Su sonrisa es tímida cuando se agarra la nuca.

—Sí.

—¿Por qué?

Se encoge de hombros.

—Lo siento. ¿Estás enojada?

No lo estoy. Me alivia que en realidad no tuviera ningún síntoma preocupante. Ahora mi preocupación es que estoy aquí y no tengo razones reales para estar aquí. Honestamente, incluso si se sintiera mareado, no es mi lugar estar aquí en absoluto. Las visitas a domicilio no son necesariamente parte de mi descripción de trabajo.

Ya sobrepasé mis límites.

—No estoy enojada —le digo—. Pero voy a necesitar que me prometas que si de verdad empiezas a sentirte mareado, irás a revisarte.

Sus ojos se suavizan.

—Lo prometo.

—Gracias.

Agarra su tazón y lo imito, comiendo unas cuantas cucharadas.

—¿Cocinas seguido? —le pregunto, tarareando en apreciación por lo bien que sabe.

—Sí. Más que nada porque tengo que comer. No porque lo disfrute particularmente.

—Esto sabe bueno.

Sus ojos brillan.

—Me alegra que te guste.

Caemos en un cómodo silencio mientras comemos y después de terminar, Edward agarra nuestros trastes y regresa a la cocina.

—Tengo que revisar de nuevo a mi mamá —dice cuando lo sigo.

—Bien.

Comienzo a limpiar después de que se va. Enjuago los tazones, tapo la olla, y pongo las sobras en el refrigerador.

Ya casi he terminado para cuando él vuelve.

Cuando lo miro, sus ojos tienen una cierta suavidad que me pone nerviosa.

—No tenías que limpiar.

Lanzo un paño de cocina a la encimera.

—No me molesta. Gracias por la cena.

—De nada.

Deja el tazón casi lleno de su mamá en el fregadero limpio. Por mucho que no quiera husmear, no puedo evitar preguntar si está bien.

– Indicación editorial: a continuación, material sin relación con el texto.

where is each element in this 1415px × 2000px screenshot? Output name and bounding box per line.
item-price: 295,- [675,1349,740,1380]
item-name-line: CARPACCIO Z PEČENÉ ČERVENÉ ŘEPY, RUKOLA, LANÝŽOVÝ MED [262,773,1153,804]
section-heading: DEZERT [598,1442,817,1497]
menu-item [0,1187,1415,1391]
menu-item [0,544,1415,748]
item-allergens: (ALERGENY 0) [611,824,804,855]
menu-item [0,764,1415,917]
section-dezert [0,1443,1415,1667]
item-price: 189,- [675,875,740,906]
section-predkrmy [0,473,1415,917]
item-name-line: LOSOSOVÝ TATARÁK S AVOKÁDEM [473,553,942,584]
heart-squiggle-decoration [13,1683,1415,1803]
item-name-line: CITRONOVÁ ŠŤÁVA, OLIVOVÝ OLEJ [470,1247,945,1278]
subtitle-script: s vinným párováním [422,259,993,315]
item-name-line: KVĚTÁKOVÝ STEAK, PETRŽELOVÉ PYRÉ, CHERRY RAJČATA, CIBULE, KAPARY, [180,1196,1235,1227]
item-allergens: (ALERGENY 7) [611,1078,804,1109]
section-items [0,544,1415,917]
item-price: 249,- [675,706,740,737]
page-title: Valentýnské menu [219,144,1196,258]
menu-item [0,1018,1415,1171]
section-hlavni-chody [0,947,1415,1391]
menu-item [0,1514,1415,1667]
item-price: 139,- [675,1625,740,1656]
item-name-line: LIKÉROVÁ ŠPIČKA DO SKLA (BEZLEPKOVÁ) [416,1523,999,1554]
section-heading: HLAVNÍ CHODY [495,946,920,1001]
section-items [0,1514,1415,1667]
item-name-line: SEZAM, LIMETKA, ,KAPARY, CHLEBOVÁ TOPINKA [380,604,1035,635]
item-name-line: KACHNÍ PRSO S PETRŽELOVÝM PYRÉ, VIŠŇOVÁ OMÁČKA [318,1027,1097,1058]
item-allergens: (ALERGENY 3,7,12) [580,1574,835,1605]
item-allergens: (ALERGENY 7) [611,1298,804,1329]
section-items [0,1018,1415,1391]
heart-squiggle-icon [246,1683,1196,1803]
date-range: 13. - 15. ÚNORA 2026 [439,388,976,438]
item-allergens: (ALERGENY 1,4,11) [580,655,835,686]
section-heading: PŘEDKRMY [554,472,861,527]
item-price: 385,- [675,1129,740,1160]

—Está enferma —es todo lo que me dice.

—Lo siento.

Podría ser una gran cantidad de cosas, pero no presiono.

—Entonces… ¿quieres quedarte un rato más? —pregunta.

—¿No sería raro?

—¿Más raro que tú buscando mi dirección y apareciendo aquí? —Hay picardía en su voz, pero eso me hace pensar.

—Tienes razón. Definitivamente me sobrepasé.

—Bella, estoy bromeando. Me gusta que estés aquí y no quiero que te vayas ya.

La sinceridad en su voz me atrapa con la guardia baja. La verdad es que creo que tampoco quiero irme ya.

—Si alguien de la clínica se entera… —No necesito entrar en detalles para que él sepa que no será bueno.

—¿Quién se enterará? —me reta.

—No… sé —murmuro, la incertidumbre se alza en mi pecho—. No sé qué carajos estoy haciendo.

Es una de las cosas más honestas que le he dicho y sale como un leve susurro.

—Qué bueno. Somos dos —dice con una risa silenciosa—. Solo… quédate. Un rato más.

El timbre bajo de su voz y la mirada suplicante en sus ojos tira de mi corazón.

Lo hace sonar tan fácil.

Y a pesar de que la idea de quedarme más tiempo se siente imprudente y en secreto, de la forma más extraña de todas, también se siente confortante.

Así que cuando lo repite otra vez y añade "por favor", todo lo que puedo hacer es decirle que sí.